Поскольку он любил жизнь, он гнобил тех, кто делал ее менее привлекательной. Возможно, он был слишком суров с монахами, которые не могли разделить его гуманистическую набожность. Должно быть, его когтями цапнул один или два адвоката, потому что он мстительно рвет их шерсть. Запомните мои слова, — предупреждает он своих читателей, — «если вы проживете еще шесть олимпиад и возраст двух собак, вы увидите этих юридических котов повелителями всей Европы». Но он обрушивает свой кнут также на судей, схоластов, теологов, историков, путешественников, торговцев индульгенциями и женщин. Во всей книге нет ни одного доброго слова о женщинах; это самое слепое пятно Рабле, возможно, цена, которую он заплатил, будучи монахом, священником и холостяком, за то, что никогда не заслужил нежности.
Партизаны спорили, был ли он католиком, протестантом, вольнодумцем или атеистом. Кальвин считал его атеистом; а «мое собственное убеждение, — заключал его любовник Анатоль Франс, — состоит в том, что он ни во что не верил».34 Временами он писал как самый непочтительный циник, как, например, на языке погонщика овец о наилучшем способе удобрения поля (IV, vii). Он высмеивал пост, индульгенции, инквизиторов, декреталии и с удовольствием объяснял анатомические требования к тому, чтобы стать папой (IV, xlviii). Он, очевидно, не верил в ад (II, xxx). Он повторял доводы протестантов о том, что папство истощает золото народов (IV, liii) и что римские кардиналы ведут жизнь обжорства и лицемерия (IV, lviii-lx).

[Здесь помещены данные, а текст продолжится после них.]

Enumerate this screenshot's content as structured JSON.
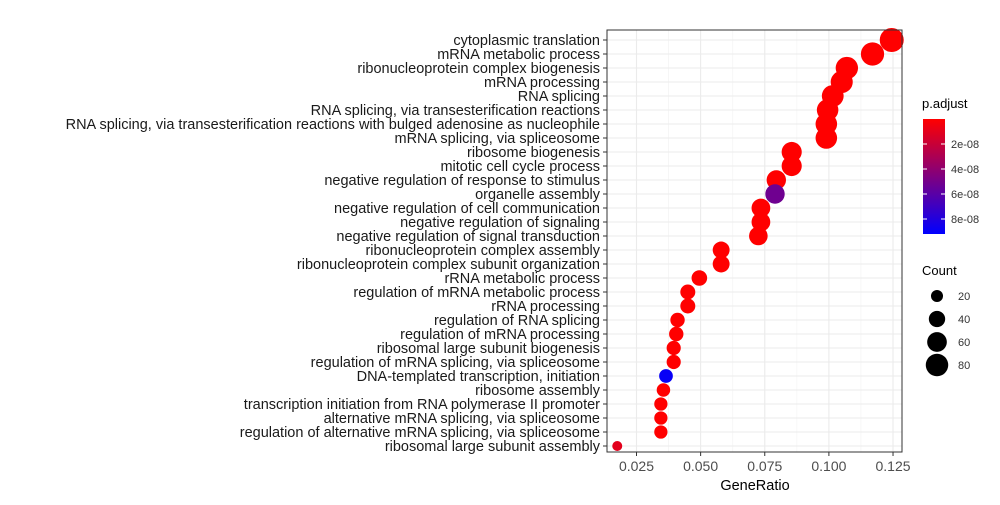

Он сочувствует французским еретикам; Пантагрюэль, по его словам, недолго оставался в Тулузе, потому что там «сжигают заживо своих регентов, как красные селедки», ссылаясь на казнь еретического профессора права (II, v). Но его протестантские симпатии, похоже, ограничивались теми, кто был гуманистом. Он с восхищением следил за Эразмом, но лишь слегка благоволил к Лютеру и с отвращением относился к догматизму и пуританству Кальвина. Он был терпим ко всему, кроме нетерпимости. Как и почти все гуманисты, когда его ставили перед выбором, он предпочитал католицизм с его легендами, нетерпимостью и искусством протестантизму с его предопределением, нетерпимостью и чистотой. Он неоднократно подтверждал свою веру в основы христианства, но, возможно, это было благоразумием человека, который, отстаивая свои взгляды, был готов пойти исключительно на костер. Ему так понравилось его определение Бога, что он (или его продолжатель) повторил его (III, xiii; V, xlvii). Он, по-видимому, принимал бессмертие души (II, viii; IV, xxvii), но в целом предпочитал скатологию эсхатологии. Фарель назвал его отступником за то, что он принял пасторство в Мёдоне,35 Но это было воспринято и дарителем, и получателем как просто способ питания.